Los Angeles—Branden Grace grabbed five of his eight birdies on the back nine on Saturday to pull away for a two-shot win in the Portland LIV Golf Invitational and capture the $4 million first prize.
The 34-year-old ranked 128th in the world pulled level with Carlos Ortiz with a birdie at the 13th, then birdied the 15th, 16th and 17th to secure the win in the second event of the controversial Saudi-funded series, which has raised the hackles of the established US PGA Tour and DP World Tour and sparked criticism over Saudi Arabia’s human rights record.
But controversy appeared far from Grace’s mind as the celebratory champagne was sprayed on the 18th green at Pumpkin Ridge outside Portland, Oregon.
“This new format, everything is amazing and everybody is having a blast,” Grace said after the win in the 54-hole event in which there is no cut and all 48 entrants earn some piece of a purse of more than $20 million.
Grace carded a final-round 65 and finished two strokes in front of Mexico’s Ortiz, who closed with a three-under par 69.
Two-time major-winner Dustin Johnson, at 17th in the world the highest-ranked player so far to bolt for the new series, started the day tied for the lead with Ortiz but finished tied for third with compatriot Patrick Reed on nine-under.
Johnson carded a one-under par 71 while former Masters champion Reed moved up with a five-under 67 that included a chip-in eagle at the 17th.

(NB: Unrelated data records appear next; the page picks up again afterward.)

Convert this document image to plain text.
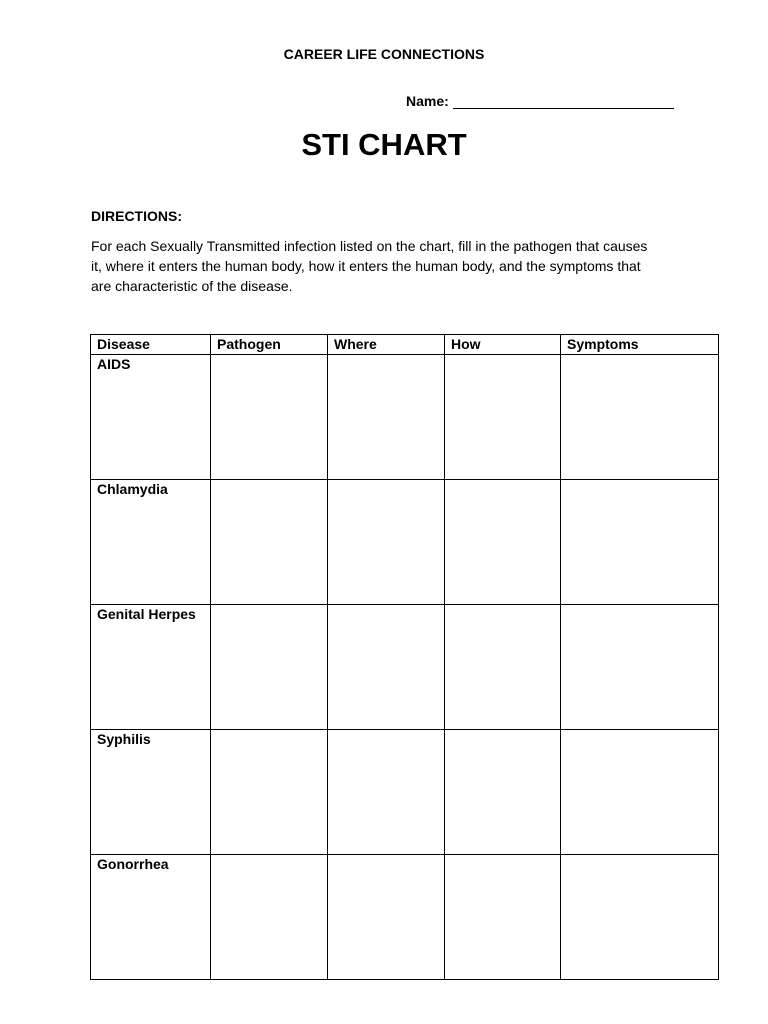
CAREER LIFE CONNECTIONS
Name:
STI CHART
DIRECTIONS:
For each Sexually Transmitted infection listed on the chart, fill in the pathogen that causes it, where it enters the human body, how it enters the human body, and the symptoms that are characteristic of the disease.
Disease	Pathogen	Where	How	Symptoms
AIDS				
Chlamydia				
Genital Herpes				
Syphilis				
Gonorrhea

Hours before the event teed off on Thursday, family members of people killed in the September 11, 2001 attacks held a press conference near Pumpkin Ridge to voice their outrage.
Insisting that Saudi Arabia should be held accountable in the attacks — in which 15 of the 19 hijackers were Saudi nationals — they joined with human rights groups who say the lucrative series is an attempt to boost the kingdom’s image through sport.
The series’ Saudi ties also hit close to home in Oregon, where in 2016 15-year-old Fallon Smart was killed in a hit-and-run traffic accident in which Saudi college student Brahmanda Ameer Norah faced a first-degree murder charge.
He removed his monitoring device before his trial and US authorities said they believed the Saudi government had helped him leave the country.
Nevertheless, the golf event drew enthusiastic crowds, organisers saying Pumpkin Ridge was sold out on Saturday without offering an attendance figure.
Grace had taken the outright lead with his birdie at 15 when his tee shot at 16 skipped through the fairway into a strip of rough alongside a cart path.
His second shot went through the green, but he strengthened his grip on the lead by chipping in for birdie.
The team title went to the All-American quartet of Johnson, Reed, Tolar Gooch and Pat Perez, each pocketing $750,000 in addition to their individual earnings.
Controversy and consequences
The third LIV Golf event is scheduled for July 29-31 at Trump National Golf Club Bedminster in New Jersey.
England’s Paul Casey, ranked 26th in the world, revealed Saturday he had signed up to make his LIV Golf debut there, but the turmoil sparked by the rebel series promises to continue.
The PGA Tour issued suspensions seven members and former members who made their LIV Golf debuts in Portland, including Ortiz, Reed, four-time major-winner Brooks Koepka and former US Open champion Bryson DeChambeau.
And DP World Tour chief executive Keith Pelley slammed players — including Ian Poulter and Lee Westwood — who threatened legal action if the fines and suspensions imposed on them after they played the inaugural LIV Golf event in London weren’t rescinded.
“Before joining LIV Golf, players knew there would be consequences if they chose money over competition,” Pelley said.